The other area that we have worked on extensively in conjunction with our palliative medicine team at the Cleveland Clinic is the process of the withdrawal of care. We have done this both with ICD as well as LVAD. For example, if a patient has advanced heart failure with an ICD, the team will have a discussion with cardiologists. And the bioethicist will often see the patient before the electrophysiologist turn off the ICD. They look for proper documentation to make sure the patient understands all decisions. Likewise, for LVAD as far as palliative medicine and bioethics, we request and expect a family meeting with the patient’s families and all the doctors involved in the care to make a decision about turning off the LVAD in patients with complications, when everyone agree that the continued use of LVAD is futile and no further options exist.
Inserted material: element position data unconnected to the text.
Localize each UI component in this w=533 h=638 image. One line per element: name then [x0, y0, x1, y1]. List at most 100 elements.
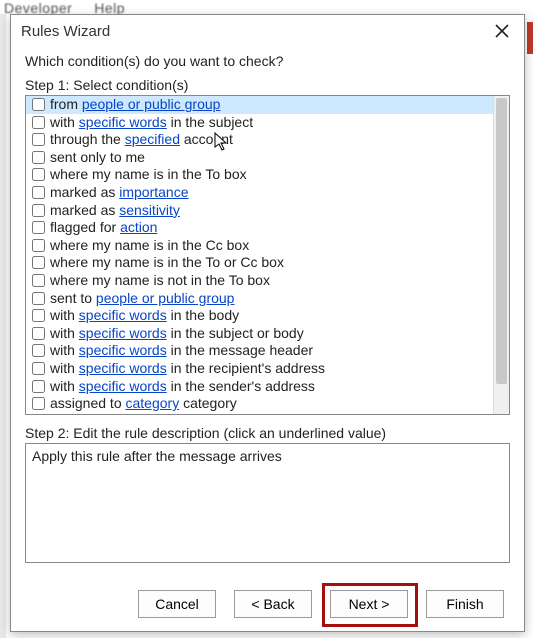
condition-link[interactable]: specific words	[79, 307, 167, 323]
condition-row[interactable]: where my name is in the To box	[26, 166, 493, 184]
next-button[interactable]: Next >	[330, 590, 408, 618]
condition-link[interactable]: specific words	[79, 342, 167, 358]
condition-text: where my name is in the To box	[50, 166, 247, 184]
finish-button[interactable]: Finish	[426, 590, 504, 618]
condition-text-fragment: with	[50, 325, 79, 341]
dialog-title: Rules Wizard	[21, 23, 110, 40]
condition-text-fragment: from	[50, 96, 82, 112]
condition-checkbox[interactable]	[32, 204, 45, 217]
condition-text: where my name is in the To or Cc box	[50, 254, 284, 272]
condition-row[interactable]: where my name is in the To or Cc box	[26, 254, 493, 272]
background-red-edge	[527, 22, 533, 54]
rule-description-box[interactable]: Apply this rule after the message arrive…	[25, 443, 510, 563]
condition-link[interactable]: sensitivity	[119, 202, 180, 218]
condition-checkbox[interactable]	[32, 168, 45, 181]
condition-link[interactable]: people or public group	[96, 290, 235, 306]
condition-link[interactable]: action	[120, 219, 157, 235]
condition-checkbox[interactable]	[32, 292, 45, 305]
condition-link[interactable]: specific words	[79, 378, 167, 394]
condition-link[interactable]: specified	[125, 131, 180, 147]
condition-row[interactable]: sent to people or public group	[26, 290, 493, 308]
condition-text: with specific words in the recipient's a…	[50, 360, 325, 378]
conditions-list-viewport[interactable]: from people or public groupwith specific…	[26, 96, 493, 414]
condition-link[interactable]: people or public group	[82, 96, 221, 112]
condition-text: marked as sensitivity	[50, 202, 180, 220]
condition-text-fragment: where my name is not in the To box	[50, 272, 270, 288]
condition-text: with specific words in the subject or bo…	[50, 325, 304, 343]
condition-text-fragment: marked as	[50, 202, 119, 218]
condition-text-fragment: in the sender's address	[167, 378, 315, 394]
step1-label: Step 1: Select condition(s)	[25, 77, 510, 93]
condition-text-fragment: marked as	[50, 184, 119, 200]
condition-row[interactable]: from people or public group	[26, 96, 493, 114]
condition-checkbox[interactable]	[32, 239, 45, 252]
condition-row[interactable]: sent only to me	[26, 149, 493, 167]
step2-label: Step 2: Edit the rule description (click…	[25, 425, 510, 441]
condition-link[interactable]: specific words	[79, 325, 167, 341]
condition-checkbox[interactable]	[32, 397, 45, 410]
back-button[interactable]: < Back	[234, 590, 312, 618]
rules-wizard-dialog: Rules Wizard Which condition(s) do you w…	[10, 14, 525, 632]
condition-row[interactable]: through the specified account	[26, 131, 493, 149]
condition-checkbox[interactable]	[32, 309, 45, 322]
wizard-button-row: Cancel < Back Next > Finish	[11, 577, 524, 631]
condition-checkbox[interactable]	[32, 116, 45, 129]
condition-text-fragment: category	[179, 395, 237, 411]
condition-checkbox[interactable]	[32, 362, 45, 375]
condition-row[interactable]: flagged for action	[26, 219, 493, 237]
condition-text-fragment: with	[50, 360, 79, 376]
condition-text: marked as importance	[50, 184, 189, 202]
condition-text-fragment: with	[50, 342, 79, 358]
condition-checkbox[interactable]	[32, 186, 45, 199]
cancel-button[interactable]: Cancel	[138, 590, 216, 618]
condition-row[interactable]: where my name is not in the To box	[26, 272, 493, 290]
condition-row[interactable]: where my name is in the Cc box	[26, 237, 493, 255]
titlebar: Rules Wizard	[11, 15, 524, 47]
condition-checkbox[interactable]	[32, 256, 45, 269]
condition-checkbox[interactable]	[32, 380, 45, 393]
condition-text: flagged for action	[50, 219, 157, 237]
condition-text: where my name is not in the To box	[50, 272, 270, 290]
condition-checkbox[interactable]	[32, 221, 45, 234]
condition-row[interactable]: with specific words in the body	[26, 307, 493, 325]
condition-link[interactable]: specific words	[79, 114, 167, 130]
rule-description-text: Apply this rule after the message arrive…	[32, 448, 282, 464]
condition-text-fragment: with	[50, 114, 79, 130]
condition-row[interactable]: with specific words in the message heade…	[26, 342, 493, 360]
condition-checkbox[interactable]	[32, 327, 45, 340]
condition-text: assigned to category category	[50, 395, 237, 413]
condition-checkbox[interactable]	[32, 274, 45, 287]
scrollbar-thumb[interactable]	[496, 98, 507, 384]
condition-text-fragment: sent only to me	[50, 149, 145, 165]
condition-checkbox[interactable]	[32, 344, 45, 357]
background-left-strip	[0, 14, 6, 638]
condition-text: sent only to me	[50, 149, 145, 167]
condition-checkbox[interactable]	[32, 133, 45, 146]
condition-row[interactable]: assigned to category category	[26, 395, 493, 413]
condition-row[interactable]: with specific words in the subject or bo…	[26, 325, 493, 343]
condition-text: from people or public group	[50, 96, 220, 114]
conditions-scrollbar[interactable]	[493, 96, 509, 414]
condition-text-fragment: where my name is in the Cc box	[50, 237, 249, 253]
close-button[interactable]	[486, 19, 518, 43]
condition-link[interactable]: importance	[119, 184, 188, 200]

I think this definitely creates a lot of ethical complexity. Another ethical complexity is whom the devices are offered to. For example, if we see a patient who is extremely elderly such as 85 or 90 years old, the doctors might decide LVAD is not indicated. We will often bring the bioethicist in to have a discussion on it. If a patient has medical complication, there will be disagreement between the doctors, the family and the patient about offering the LVAD to the patient because of the risk involved. In addition, we spend a lot of time trying to analyze the compliance of the patient. We really work hard to make sure that the patient is compliant and motivated and will be involved in his or her medical care. We also want to make sure that he will understand LVAD and be able to look at the controls and alarms. We test patients to see if they know how to disconnect the power and how to change the battery. We have to train the family so they know all of these. In other words, a patient is requested to have a family member or another individual in his house at all time because if a patient becomes unconscious of low battery, he could die unless somebody else could come quickly and change the battery. Lastly, in the US, some of the patients have tobacco use and substance abuse, and they are not eligible for transplant, so they may ask for the LVAD. We typically will not accept patients that are active substance abusers and will request them to go through rehabilitation. All these things create very complex ethical issues.
CDT: Thank you for the interview!
On behalf of the editorial office of Cardiovascular Diagnosis and Therapy, I would like to extend my gratitude to Prof. Starling for sharing his opinion with us. Special thanks also go to my colleague Cecilia Jiang in assistance of transcribing the interview.
Conflicts of Interest: The author has no conflicts of interest to declare.